This new feature gives Contact Center Pro managers a dedicated report to measure how each queue handles inbound calls, so you can spot performance gaps and take action to reduce missed calls and improve service levels.
What's new?
Before this report, you had no centralized way to see how individual queues performed across key metrics like abandonment rate, wait times, and rollover behavior. To evaluate queue effectiveness, you had to piece together information from the Tenant Performance report or Agent Performance report, neither of which broke down results by queue. Now, the Queue Performance Report provides a single, per-queue view of inbound call performance with detailed metrics and flexible filters, so you can quickly identify which queues need attention and make data-driven staffing and routing decisions.
Before and After
Before (Current)
You want to understand how a specific queue is performing.

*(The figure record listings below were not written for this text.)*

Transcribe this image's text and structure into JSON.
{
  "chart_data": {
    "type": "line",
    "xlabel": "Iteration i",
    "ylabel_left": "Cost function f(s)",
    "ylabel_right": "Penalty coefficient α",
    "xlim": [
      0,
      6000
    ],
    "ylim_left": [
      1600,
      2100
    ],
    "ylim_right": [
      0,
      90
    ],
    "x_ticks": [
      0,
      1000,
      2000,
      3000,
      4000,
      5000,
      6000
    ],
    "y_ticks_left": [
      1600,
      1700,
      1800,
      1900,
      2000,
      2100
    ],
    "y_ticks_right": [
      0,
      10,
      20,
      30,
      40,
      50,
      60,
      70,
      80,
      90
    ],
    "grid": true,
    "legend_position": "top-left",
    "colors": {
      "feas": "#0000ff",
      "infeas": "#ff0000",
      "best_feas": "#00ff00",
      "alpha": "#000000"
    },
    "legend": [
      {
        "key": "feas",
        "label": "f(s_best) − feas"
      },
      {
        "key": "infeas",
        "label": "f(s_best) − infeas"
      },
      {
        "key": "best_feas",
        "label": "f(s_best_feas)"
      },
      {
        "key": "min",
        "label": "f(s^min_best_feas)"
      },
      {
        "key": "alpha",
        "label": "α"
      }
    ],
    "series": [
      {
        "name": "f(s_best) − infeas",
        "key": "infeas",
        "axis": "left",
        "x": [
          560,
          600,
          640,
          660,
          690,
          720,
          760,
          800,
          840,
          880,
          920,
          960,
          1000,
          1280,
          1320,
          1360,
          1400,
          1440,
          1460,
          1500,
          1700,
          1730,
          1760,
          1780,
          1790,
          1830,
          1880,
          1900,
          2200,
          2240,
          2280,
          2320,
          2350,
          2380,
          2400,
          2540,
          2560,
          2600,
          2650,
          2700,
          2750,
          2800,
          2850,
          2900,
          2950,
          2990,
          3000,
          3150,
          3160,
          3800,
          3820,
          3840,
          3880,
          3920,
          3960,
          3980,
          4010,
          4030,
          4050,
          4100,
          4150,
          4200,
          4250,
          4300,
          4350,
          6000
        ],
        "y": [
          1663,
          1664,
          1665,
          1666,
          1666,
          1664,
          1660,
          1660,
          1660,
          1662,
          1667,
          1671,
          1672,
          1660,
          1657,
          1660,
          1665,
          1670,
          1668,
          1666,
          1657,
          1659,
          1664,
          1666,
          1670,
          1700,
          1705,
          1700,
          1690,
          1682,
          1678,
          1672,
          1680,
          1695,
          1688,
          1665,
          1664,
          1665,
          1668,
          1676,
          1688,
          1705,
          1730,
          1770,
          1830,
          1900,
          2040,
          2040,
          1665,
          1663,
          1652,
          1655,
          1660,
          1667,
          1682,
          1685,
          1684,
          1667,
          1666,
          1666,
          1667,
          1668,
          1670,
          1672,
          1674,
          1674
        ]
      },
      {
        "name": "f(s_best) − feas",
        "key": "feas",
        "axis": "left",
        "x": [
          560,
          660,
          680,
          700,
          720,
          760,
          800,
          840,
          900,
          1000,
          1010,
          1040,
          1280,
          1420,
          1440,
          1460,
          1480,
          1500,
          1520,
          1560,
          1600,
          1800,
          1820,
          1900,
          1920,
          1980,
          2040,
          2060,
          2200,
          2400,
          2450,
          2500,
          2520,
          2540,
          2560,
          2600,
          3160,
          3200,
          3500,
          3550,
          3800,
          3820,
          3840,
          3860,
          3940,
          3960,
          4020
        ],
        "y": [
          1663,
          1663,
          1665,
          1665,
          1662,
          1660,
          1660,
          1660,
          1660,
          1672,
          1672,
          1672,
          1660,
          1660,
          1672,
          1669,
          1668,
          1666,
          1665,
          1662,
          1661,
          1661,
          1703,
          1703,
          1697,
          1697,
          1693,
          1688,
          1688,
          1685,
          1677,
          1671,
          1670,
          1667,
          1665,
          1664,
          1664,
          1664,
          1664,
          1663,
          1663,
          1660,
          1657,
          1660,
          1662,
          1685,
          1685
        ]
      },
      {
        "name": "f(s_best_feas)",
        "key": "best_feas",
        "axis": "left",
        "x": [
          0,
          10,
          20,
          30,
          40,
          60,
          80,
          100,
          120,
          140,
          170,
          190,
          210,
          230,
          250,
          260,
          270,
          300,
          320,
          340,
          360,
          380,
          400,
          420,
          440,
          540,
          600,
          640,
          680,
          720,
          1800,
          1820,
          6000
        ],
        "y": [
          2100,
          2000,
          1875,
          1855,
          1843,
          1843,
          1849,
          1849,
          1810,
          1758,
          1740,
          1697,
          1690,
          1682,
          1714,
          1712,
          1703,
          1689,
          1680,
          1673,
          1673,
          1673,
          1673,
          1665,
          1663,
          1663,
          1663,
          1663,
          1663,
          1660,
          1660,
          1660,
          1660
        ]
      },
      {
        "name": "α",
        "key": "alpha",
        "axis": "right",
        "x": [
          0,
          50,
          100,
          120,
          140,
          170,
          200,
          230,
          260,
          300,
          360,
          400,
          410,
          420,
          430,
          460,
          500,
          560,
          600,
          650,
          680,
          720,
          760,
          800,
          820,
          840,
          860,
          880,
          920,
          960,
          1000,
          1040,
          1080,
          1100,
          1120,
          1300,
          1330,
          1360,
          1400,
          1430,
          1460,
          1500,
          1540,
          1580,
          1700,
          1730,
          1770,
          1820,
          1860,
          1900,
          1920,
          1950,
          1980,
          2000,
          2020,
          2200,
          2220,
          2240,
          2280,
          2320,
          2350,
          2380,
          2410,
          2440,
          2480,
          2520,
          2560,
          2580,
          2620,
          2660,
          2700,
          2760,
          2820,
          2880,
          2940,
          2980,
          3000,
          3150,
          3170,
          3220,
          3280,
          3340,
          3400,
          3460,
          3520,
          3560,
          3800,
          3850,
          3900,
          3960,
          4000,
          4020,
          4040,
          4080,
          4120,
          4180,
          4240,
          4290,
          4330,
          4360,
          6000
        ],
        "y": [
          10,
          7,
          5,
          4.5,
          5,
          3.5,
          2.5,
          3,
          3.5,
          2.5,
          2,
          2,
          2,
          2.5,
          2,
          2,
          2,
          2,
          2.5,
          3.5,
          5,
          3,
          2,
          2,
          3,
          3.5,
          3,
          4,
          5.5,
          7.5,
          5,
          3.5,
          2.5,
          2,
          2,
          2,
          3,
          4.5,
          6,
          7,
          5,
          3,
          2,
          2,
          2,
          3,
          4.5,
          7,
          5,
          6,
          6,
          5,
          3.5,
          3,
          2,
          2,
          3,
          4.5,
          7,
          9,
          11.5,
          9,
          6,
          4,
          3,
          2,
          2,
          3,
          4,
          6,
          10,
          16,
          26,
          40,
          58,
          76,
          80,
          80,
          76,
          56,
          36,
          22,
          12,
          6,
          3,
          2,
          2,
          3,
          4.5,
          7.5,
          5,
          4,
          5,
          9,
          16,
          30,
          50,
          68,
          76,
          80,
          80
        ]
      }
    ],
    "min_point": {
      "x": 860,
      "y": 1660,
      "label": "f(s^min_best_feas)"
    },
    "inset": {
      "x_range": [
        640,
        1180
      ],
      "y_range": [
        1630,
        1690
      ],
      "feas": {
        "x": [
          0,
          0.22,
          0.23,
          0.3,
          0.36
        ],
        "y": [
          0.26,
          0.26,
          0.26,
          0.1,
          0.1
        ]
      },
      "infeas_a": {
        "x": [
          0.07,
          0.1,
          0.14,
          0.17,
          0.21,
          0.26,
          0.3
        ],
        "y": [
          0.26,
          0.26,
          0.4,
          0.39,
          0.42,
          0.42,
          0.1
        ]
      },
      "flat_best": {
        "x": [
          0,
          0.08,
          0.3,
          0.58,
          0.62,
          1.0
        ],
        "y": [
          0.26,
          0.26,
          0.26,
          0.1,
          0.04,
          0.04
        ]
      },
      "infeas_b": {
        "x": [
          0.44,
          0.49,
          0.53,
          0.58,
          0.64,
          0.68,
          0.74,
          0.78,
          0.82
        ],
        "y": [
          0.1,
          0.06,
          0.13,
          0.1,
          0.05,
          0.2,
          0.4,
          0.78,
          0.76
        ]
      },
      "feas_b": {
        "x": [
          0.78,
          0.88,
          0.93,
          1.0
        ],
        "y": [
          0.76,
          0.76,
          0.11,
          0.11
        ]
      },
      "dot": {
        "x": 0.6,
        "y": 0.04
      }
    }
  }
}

Open the Tenant Performance report in Contact Center Pro.
Review high-level call metrics across all queues combined.
Notice a high number of missed calls but cannot determine which queue is responsible.
Manually cross-reference call records and queue settings to estimate where callers are dropping off.
Make routing or staffing changes based on incomplete information.
Impact: Without a queue-level breakdown, you spend extra time investigating call handling issues and risk making changes that do not address the actual bottleneck.
After
You want to understand how a specific queue is performing.
Set up report
Go to Enterprise Hub Rollup Reporting.
Click Create Report.
Select the Queue Performance Report template.
Set the columns and filters for the report and save.
Once a report has been created, you can run it without needing to recreate it.
Run the report
Open the Queue Performance Report in Contact Center Pro.
Filter by date range, specific queues, and service level compliance threshold.
Review each queue's row to compare total calls, answered calls, missed calls, true abandoned calls, and average wait times side by side.
Identify the queue with the highest true abandoned rate or the longest average wait time to answer.
Adjust routing rules or staffing for that queue based on the specific metrics.
Impact: You pinpoint exactly which queue needs attention and make targeted changes, reducing missed calls and improving service level compliance.
Who uses this feature
All business types
Administrators, Managers
Region availability: All regions
How it works for your industry
Residential Service and Replacement
A plumbing company filters the Queue Performance Report by their Emergency and General Service queues over the past week. They notice the emergency queue has a 30% true abandoned rate and use that data to add another agent during peak hours.
An HVAC shop reviews the average wait time to answer for each queue after a seasonal demand spike. They discover their Maintenance queue has a much longer wait time than New Install, prompting a staffing adjustment.
A residential service manager compares the Missed Calls Answered Elsewhere metric across queues to confirm that rollover destinations are catching calls the primary queue misses.
Commercial Service and Replacement
A commercial facilities maintenance company runs the report filtered by their Tenant Requests queue to track how long callers wait before a CSR picks up, then uses the data to justify hiring an additional CSR.
A regional commercial HVAC provider reviews rollover due to timeout versus rollover due to skip to determine whether their queue timeout setting is too long or agents are simply unavailable.
A commercial service manager uses the booking rate column on single-agent answered calls to compare conversion performance across queues handling different call types.
Residential Construction
A home builder filters the report by their Project Scheduling queue and reviews the true abandoned under threshold metric to evaluate whether their service level agreement (SLA) target is realistic.
A remodeling company reviews average duration to true abandon for their Customer Inquiries queue. They find callers hang up within 45 seconds on average, indicating the queue greeting or hold message may need adjustment.
A residential construction manager reviews the transfer in and transfer out columns to understand how often calls move between queues, then streamlines the workflow to reduce unnecessary transfers.
Commercial Construction
A general contractor monitors Queue Performance Report data weekly for their Subcontractor Coordination queue. They notice a spike in missed calls abandoned elsewhere and investigate whether the rollover destination needs updating.
A commercial construction company uses the service level compliance column to compare queue performance against their internal SLA targets and shares the results in weekly operations meetings.
A project-based construction firm filters by the Billing Inquiries queue and identifies that most missed calls happen during lunch hours, leading them to stagger agent breaks.
How to prepare
Identify which queues you want to monitor first. Review your current queue setup in Contact Center Pro to confirm queue names are descriptive and up to date.
Confirm that administrators and managers have the appropriate permissions to access Contact Center Pro reporting.
Align with your team on the service level compliance and abandoned threshold values you want to use when filtering the report, so results reflect your operational goals.
Bookmark any knowledge base articles or Academy videos for team training.